Green Lantern Corps #60
Writer: Tony Bedard
Artist: Tyler Kirkham
Company: DC Comics
Let me say this first...I miss Peter Tomasi on this book.  Tomasi was able to really capture the team feel of what this book should be while at the same time spotlighting Guy Gardner, Jon Stewart and Kyle Rayner.  Bedard's scripts however have felt uneven and have teetered back and forth between solid and mediocre.  This eight chapter of the War of the Green Lanterns falls into the mediocre category.  I actually like Kyle Rayner as a Blue Lantern, as it makes a certain amount of sense, but Jon Stewart as a member of the Indigo Tribe member is odd.  Not only is his indigo fatigues kind of silly, (though I know with him being in the Army, it makes sense) but this issue sees that character do something really out of character.  I see why it was done for story purposes, it just didn't make sense for Stewart to be the man behind the trigger.  I won't spoil what happens, as that's not what I do here, but the "event" has truly hurt the overall upswing that the battle with Krona has been taking.
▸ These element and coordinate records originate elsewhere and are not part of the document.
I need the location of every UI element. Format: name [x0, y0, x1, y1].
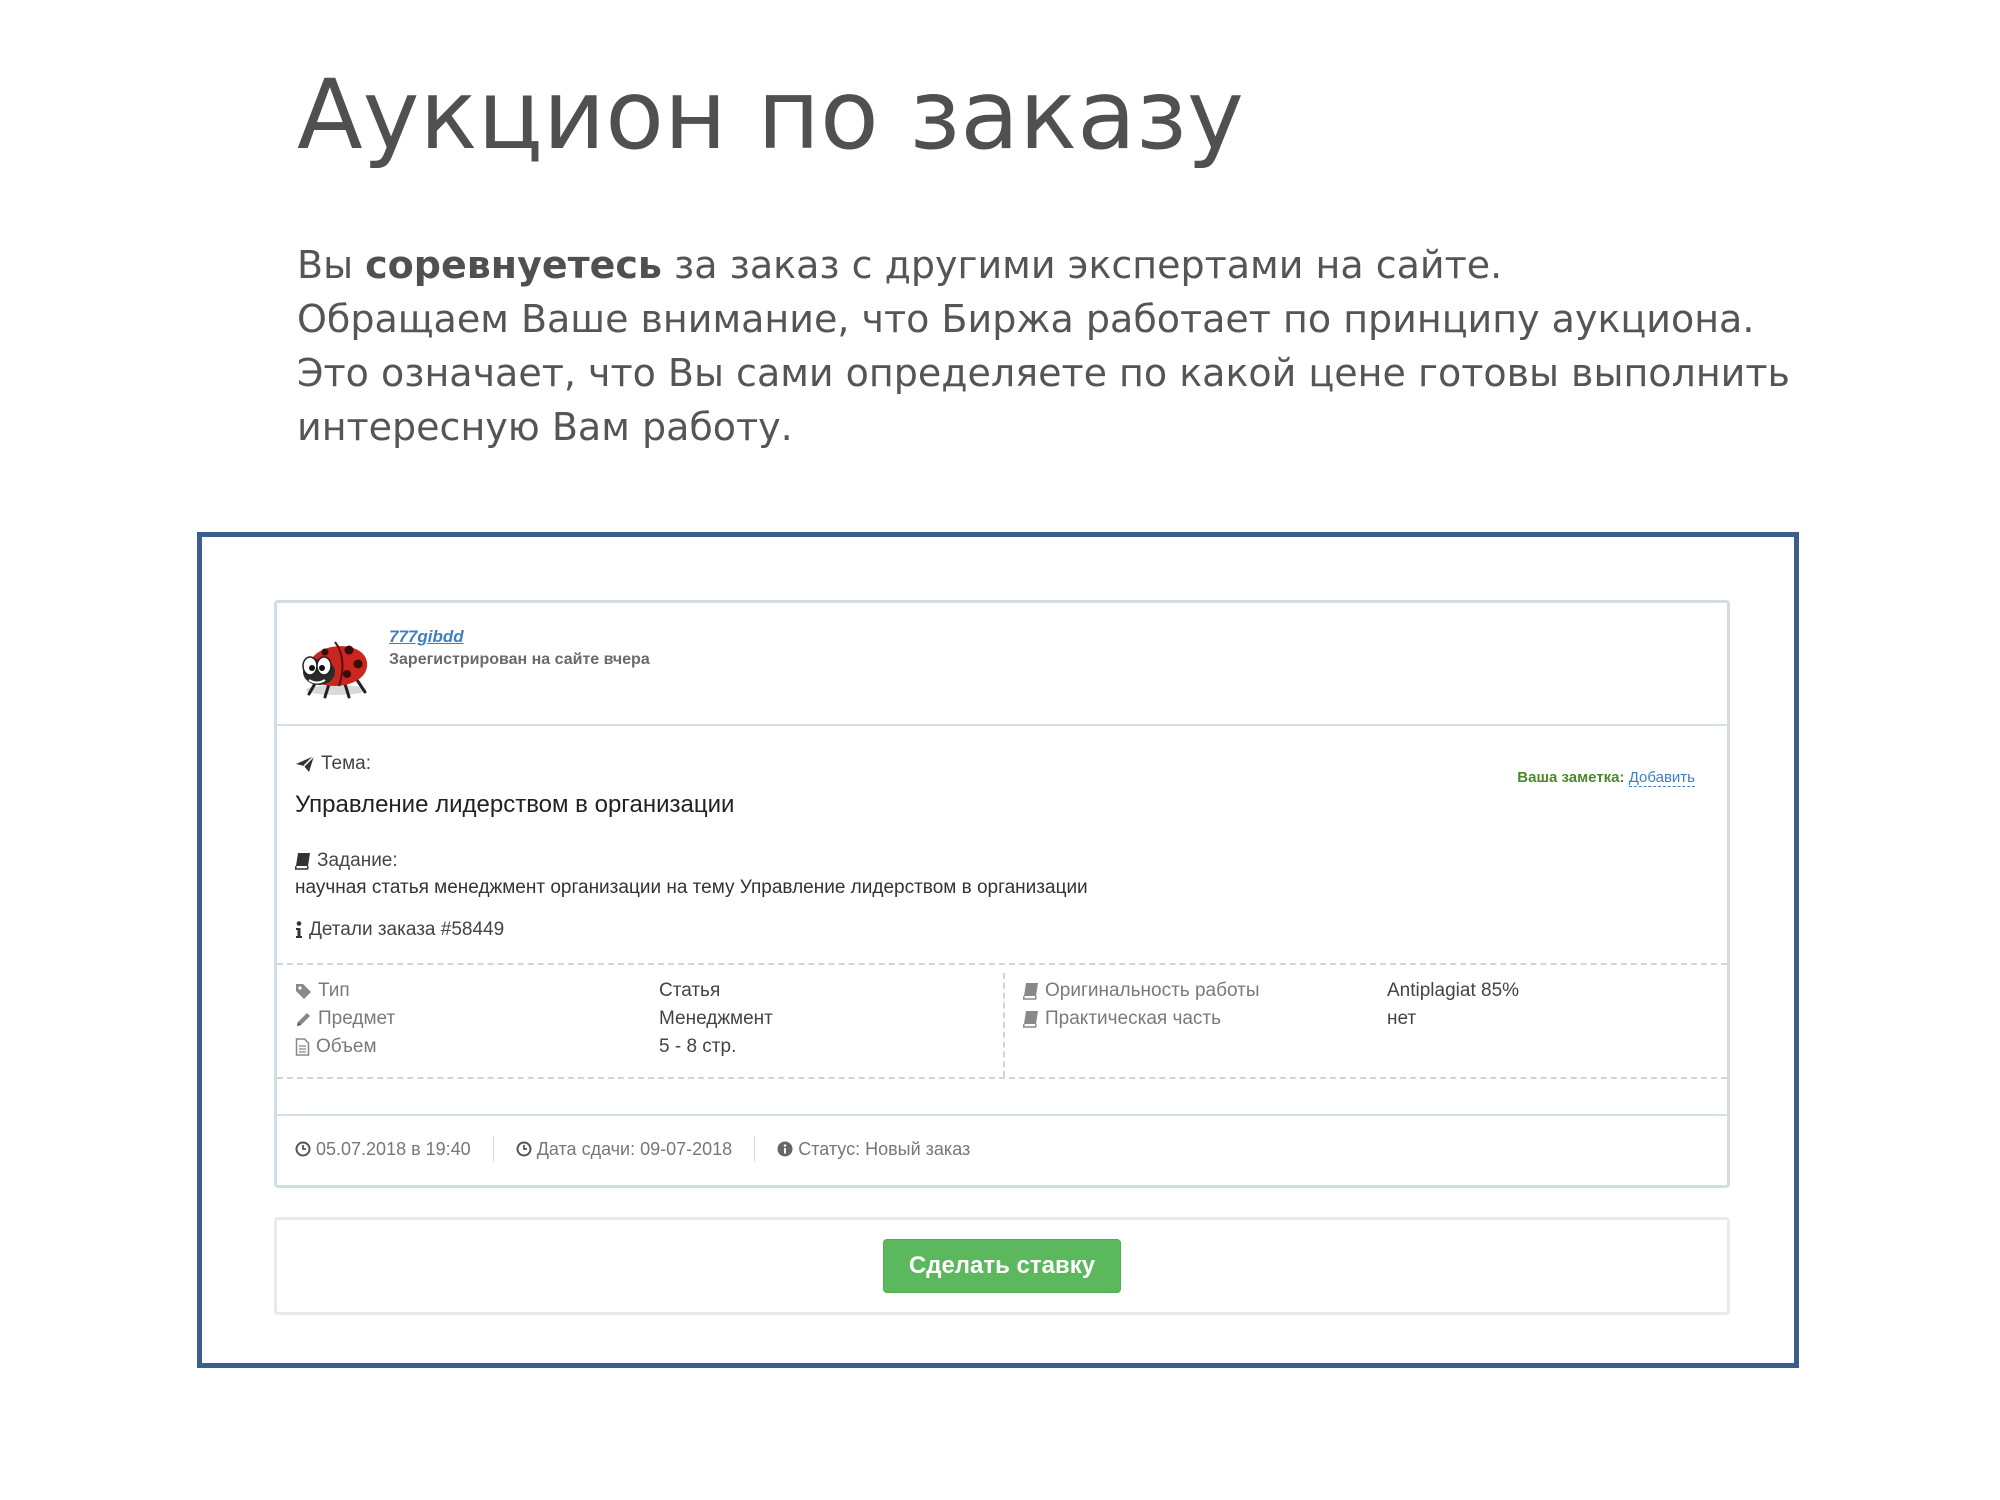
- property-value: Менеджмент: [659, 1008, 773, 1029]
- description-text: Вы: [297, 243, 366, 287]
- task-label: Задание:: [295, 850, 398, 872]
- order-details-text: Детали заказа #58449: [309, 919, 505, 940]
- footer-separator: [492, 1136, 494, 1162]
- registration-info: Зарегистрирован на сайте вчера: [389, 651, 650, 668]
- footer-divider: [277, 1114, 1727, 1116]
- property-name: Практическая часть: [1023, 1008, 1387, 1030]
- created-date: 05.07.2018 в 19:40: [295, 1139, 471, 1160]
- property-value: Статья: [659, 980, 721, 1001]
- property-name: Объем: [295, 1036, 659, 1058]
- clock-icon: [295, 1141, 311, 1157]
- properties-divider: [1003, 973, 1005, 1077]
- deadline-text: Дата сдачи: 09-07-2018: [536, 1138, 733, 1159]
- username-link[interactable]: 777gibdd: [389, 627, 464, 647]
- property-name-text: Предмет: [318, 1008, 396, 1029]
- property-value: нет: [1387, 1008, 1417, 1029]
- description-line-4: интересную Вам работу.: [297, 405, 793, 449]
- bid-panel: Сделать ставку: [274, 1217, 1730, 1315]
- book-icon: [1023, 1011, 1038, 1028]
- description-bold-text: соревнуетесь: [365, 243, 662, 287]
- property-name: Оригинальность работы: [1023, 980, 1387, 1002]
- book-icon: [295, 853, 310, 870]
- property-value: Antiplagiat 85%: [1387, 980, 1520, 1001]
- slide-title: Аукцион по заказу: [297, 59, 1244, 171]
- slide-description: Вы соревнуетесь за заказ с другими экспе…: [297, 238, 1857, 454]
- note-label: Ваша заметка:: [1517, 769, 1625, 786]
- clock-icon: [516, 1141, 532, 1157]
- order-status-text: Статус: Новый заказ: [798, 1138, 971, 1159]
- property-name-text: Тип: [318, 980, 350, 1001]
- deadline-date: Дата сдачи: 09-07-2018: [516, 1138, 733, 1160]
- description-line-1: Вы соревнуетесь за заказ с другими экспе…: [297, 238, 1857, 292]
- property-value: 5 - 8 стр.: [659, 1036, 737, 1057]
- file-icon: [295, 1038, 310, 1056]
- description-line-2: Обращаем Ваше внимание, что Биржа работа…: [297, 297, 1755, 341]
- pencil-icon: [297, 1012, 310, 1026]
- description-line-3: Это означает, что Вы сами определяете по…: [297, 351, 1790, 395]
- property-name: Предмет: [295, 1008, 659, 1030]
- order-task: научная статья менеджмент организации на…: [295, 877, 1088, 898]
- properties-left: Тип Статья Предмет Менеджмент Объем 5 - …: [295, 977, 773, 1061]
- description-text: за заказ с другими экспертами на сайте.: [661, 243, 1503, 287]
- card-header: 777gibdd Зарегистрирован на сайте вчера: [277, 603, 1727, 726]
- created-date-text: 05.07.2018 в 19:40: [316, 1138, 471, 1159]
- book-icon: [1023, 983, 1038, 1000]
- ladybug-avatar-icon: [302, 641, 368, 699]
- property-name-text: Оригинальность работы: [1045, 980, 1260, 1001]
- order-properties: Тип Статья Предмет Менеджмент Объем 5 - …: [277, 963, 1727, 1079]
- property-name-text: Объем: [316, 1036, 377, 1057]
- topic-label-text: Тема:: [321, 753, 372, 774]
- properties-right: Оригинальность работы Antiplagiat 85% Пр…: [1023, 977, 1519, 1033]
- info-icon: [296, 921, 302, 938]
- paper-plane-icon: [296, 755, 315, 772]
- order-footer: 05.07.2018 в 19:40 Дата сдачи: 09-07-201…: [295, 1136, 970, 1162]
- property-row: Оригинальность работы Antiplagiat 85%: [1023, 977, 1519, 1005]
- order-topic: Управление лидерством в организации: [295, 791, 735, 818]
- footer-separator: [754, 1136, 756, 1162]
- property-name: Тип: [295, 980, 659, 1002]
- property-row: Объем 5 - 8 стр.: [295, 1033, 773, 1061]
- order-status: Статус: Новый заказ: [777, 1139, 970, 1160]
- task-label-text: Задание:: [317, 850, 398, 871]
- property-row: Практическая часть нет: [1023, 1005, 1519, 1033]
- property-row: Тип Статья: [295, 977, 773, 1005]
- property-row: Предмет Менеджмент: [295, 1005, 773, 1033]
- property-name-text: Практическая часть: [1045, 1008, 1222, 1029]
- order-details-link[interactable]: Детали заказа #58449: [295, 919, 504, 941]
- tag-icon: [296, 983, 311, 999]
- topic-label: Тема:: [295, 753, 371, 775]
- note: Ваша заметка: Добавить: [1517, 769, 1695, 787]
- add-note-link[interactable]: Добавить: [1628, 769, 1695, 787]
- order-card: 777gibdd Зарегистрирован на сайте вчера …: [274, 600, 1730, 1188]
- screenshot-frame: 777gibdd Зарегистрирован на сайте вчера …: [197, 532, 1799, 1368]
- place-bid-button[interactable]: Сделать ставку: [883, 1239, 1121, 1293]
- info-circle-icon: [777, 1141, 793, 1157]
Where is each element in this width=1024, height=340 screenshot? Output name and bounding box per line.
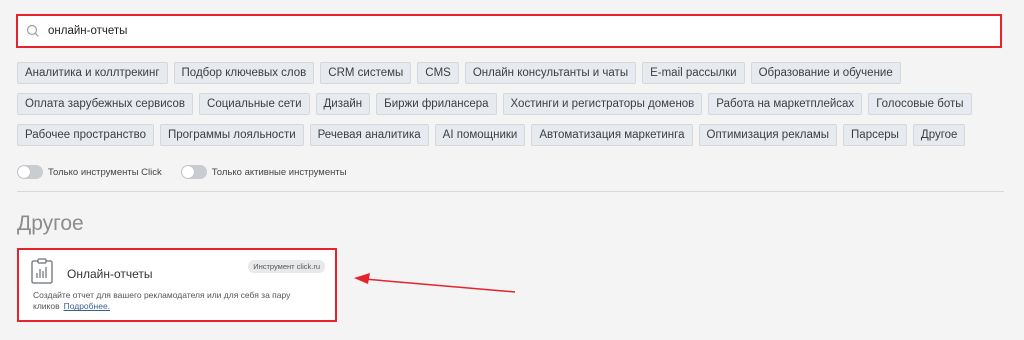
card-description: Создайте отчет для вашего рекламодателя … <box>33 290 328 313</box>
tag-ai-assistants[interactable]: AI помощники <box>434 124 526 146</box>
tag-row-3: Рабочее пространство Программы лояльност… <box>17 124 1007 146</box>
tag-row-1: Аналитика и коллтрекинг Подбор ключевых … <box>17 62 1007 84</box>
tag-design[interactable]: Дизайн <box>315 93 371 115</box>
more-link[interactable]: Подробнее. <box>64 301 110 311</box>
toggle-label: Только активные инструменты <box>211 166 347 178</box>
filter-toggles: Только инструменты Click Только активные… <box>17 165 366 179</box>
search-box[interactable] <box>16 14 1002 48</box>
tag-loyalty[interactable]: Программы лояльности <box>159 124 304 146</box>
tag-foreign-payments[interactable]: Оплата зарубежных сервисов <box>17 93 194 115</box>
tag-voice-bots[interactable]: Голосовые боты <box>868 93 972 115</box>
tag-row-2: Оплата зарубежных сервисов Социальные се… <box>17 93 1007 115</box>
tag-freelance[interactable]: Биржи фрилансера <box>376 93 497 115</box>
search-icon <box>26 24 39 37</box>
tag-analytics[interactable]: Аналитика и коллтрекинг <box>17 62 168 84</box>
tag-automation[interactable]: Автоматизация маркетинга <box>531 124 693 146</box>
tag-parsers[interactable]: Парсеры <box>843 124 907 146</box>
tool-badge: Инструмент click.ru <box>248 260 325 273</box>
tag-ad-optimization[interactable]: Оптимизация рекламы <box>698 124 838 146</box>
tool-card-online-reports[interactable]: Онлайн-отчеты Инструмент click.ru Создай… <box>17 248 337 322</box>
section-title: Другое <box>17 212 84 235</box>
tag-hosting[interactable]: Хостинги и регистраторы доменов <box>502 93 703 115</box>
divider <box>17 191 1004 192</box>
clipboard-report-icon <box>31 258 53 284</box>
tag-education[interactable]: Образование и обучение <box>750 62 901 84</box>
annotation-arrow-icon <box>354 273 516 293</box>
tag-crm[interactable]: CRM системы <box>320 62 412 84</box>
tag-online-chats[interactable]: Онлайн консультанты и чаты <box>464 62 637 84</box>
tag-keywords[interactable]: Подбор ключевых слов <box>173 62 315 84</box>
tag-other[interactable]: Другое <box>912 124 966 146</box>
toggle-label: Только инструменты Click <box>48 166 162 178</box>
toggle-switch[interactable] <box>180 165 207 179</box>
tag-email[interactable]: E-mail рассылки <box>642 62 745 84</box>
toggle-click-only[interactable]: Только инструменты Click <box>17 165 162 179</box>
toggle-active-only[interactable]: Только активные инструменты <box>180 165 347 179</box>
tag-speech-analytics[interactable]: Речевая аналитика <box>309 124 429 146</box>
category-tags: Аналитика и коллтрекинг Подбор ключевых … <box>17 62 1007 155</box>
tag-workspace[interactable]: Рабочее пространство <box>17 124 154 146</box>
search-input[interactable] <box>48 25 948 37</box>
card-title: Онлайн-отчеты <box>67 267 153 281</box>
tag-social[interactable]: Социальные сети <box>199 93 310 115</box>
toggle-switch[interactable] <box>17 165 43 179</box>
tag-cms[interactable]: CMS <box>417 62 459 84</box>
tag-marketplaces[interactable]: Работа на маркетплейсах <box>708 93 863 115</box>
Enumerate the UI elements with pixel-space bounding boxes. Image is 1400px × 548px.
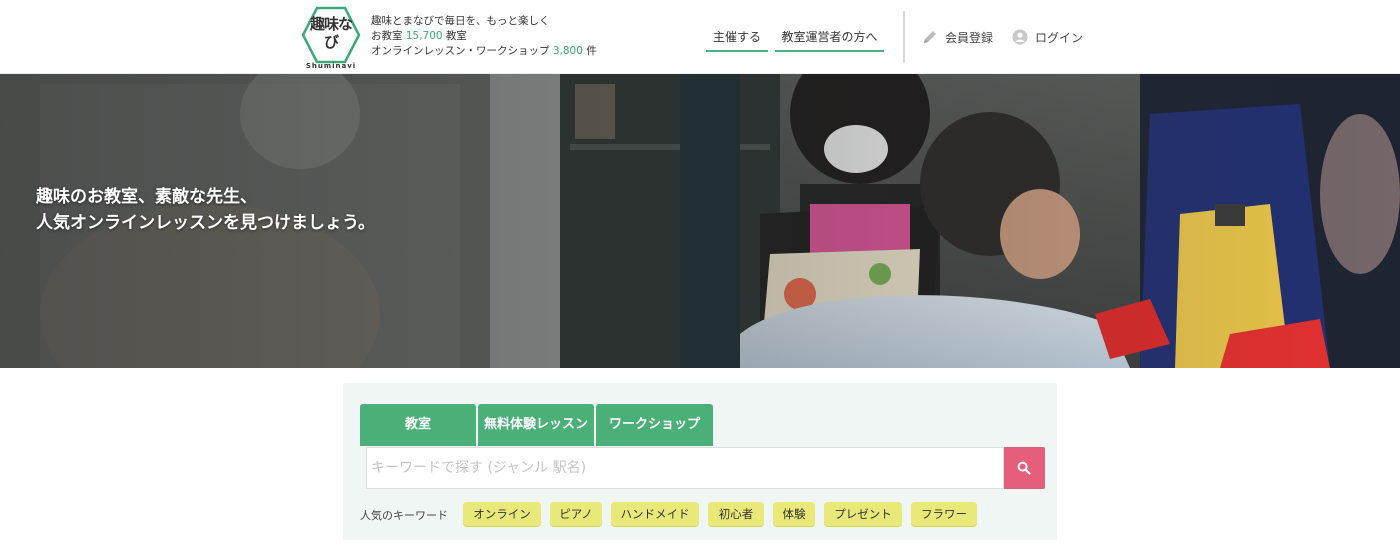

Green Lantern Emerald Warriors #10
Writer: Peter Tomasi
Artist: Fernando Pasarin
Company: DC Comics
Character spotlight, that's what Tomasi does here as we see our Earth Clan Green Lanterns take advantage of the chaos from the last issue and bring the fight directly to Paralax.  Which character gets the limelight?  Hal Jordan?  Nope, that honor would go to Guy Gardner.  Tomasi gets Gardner and I love the way that he utilizes him.  Seeing him put through his paces, be a total jerk and still be the hero that he ultimately is just good story telling.  Pasarin's art is on the nose as well.  He gets to draw a ton of Lanterns, both alien and human, and does it quite well.  However, there is an unevenness to some of it, but I tend to think that was because there were about five different inkers for this issue.  It's tough to have a uniformed look with that many people on art duties.  Overall though, a good if not great issue.  This story arc has one more issue to go.  I'm curious to see where it goes.

The Mighty Thor #2
Writer: Matt Fraction
Artist: Olivier Coipel
Company: Marvel Comics
Oh, if only there could be as much satisfaction in Fear Itself as there was in this second issue of Thor's new title.  Fraction is a fantastic writer, but sometimes his tales meander and take too long to find their footing.  With Mighty Thor, that is not a problem.  Right from the get go we have interesting ideas at work as we see Thor and Sif train a band of men to be a new "Brigade of Realms" by pitting them against a Stone Colossus.  From there we have solid character moments, Silver Surfer doing Silver Surfer-y type things and a threat from beyond that makes sense and holds great possibilities.  I kind of wish that Fraction wasn't in love with this jerk version of Odin, as he's always seemed to be good natured in the Thor stories that I've read over the years.  The art is damn impressive.  Period.  Coipel has continued to be a great artist and with people like Mark Morales and Laura Martin backing him up, his art only can look better.  An issue packed to the gills with all kinds of cool.

Ruse #3
Writer: Mark Waid
Artist: Minck Oosterveer
Company: Marvel Comics
The mystery continues!  Mark Waid constantly seems to be able to provide extremely satisfying entertainment, case in point this third issue of Ruse.  The pacing and the clever story points make the book a riot to read, as does the ever developing larger arc.  Quite a bit happens in this issue, but one of the main things was that it introduces Simon's arch nemesis, Lightbourne.  He's a mad genius and as evil as a snake, so I imagine the inevitable meeting of the minds will be well worth the wait.  Still, seeing Emma Bishop "box" here was a fantastic character moment, one of many, really.  Minck (The Unknown) Oosterveer takes over on the art duties, and while I think he is a little less polished than Mirco Pierfederici, the change up in artists is a fairly smooth transition.  I wish that his faces were a little more detailed, but he makes up for that with his backgrounds.  The addition of Laura Martin's sublime colors helps too.

Wolverine #9
Writer: Jason Aaron
Artist: Daniel Acuña
Company: Marvel Comics
Wolverine's back from hell, his mind is semi-hole...What's he want to do?  Sit back and drink a few brews and take it easy?  Enjoy the company of friends?  Nah, that's stuff's for sissies.  What he wants is revenge, and he sets his sights directly on Mystique.  And that is pretty much what this issue entails, as Mystique is on the run from the word go from not just Wolverine but from a few other sources as well.  Aaron knows how to script extremely readable action sequences, so there's no lack of those.  The story seems a little less beefy than it should, though there is a shock or two and a subtle and fun ending.  Daniel (Black Widow/The Eternals) Acuña's artwork is solid, but there's something to it that leaves me cold.  The colors, for the seemingly dark affair and hardcore action, seem too bright and the line work doesn't "move" as well as I think it should.  Overall, Aaron's story is the main reason to seek this one out.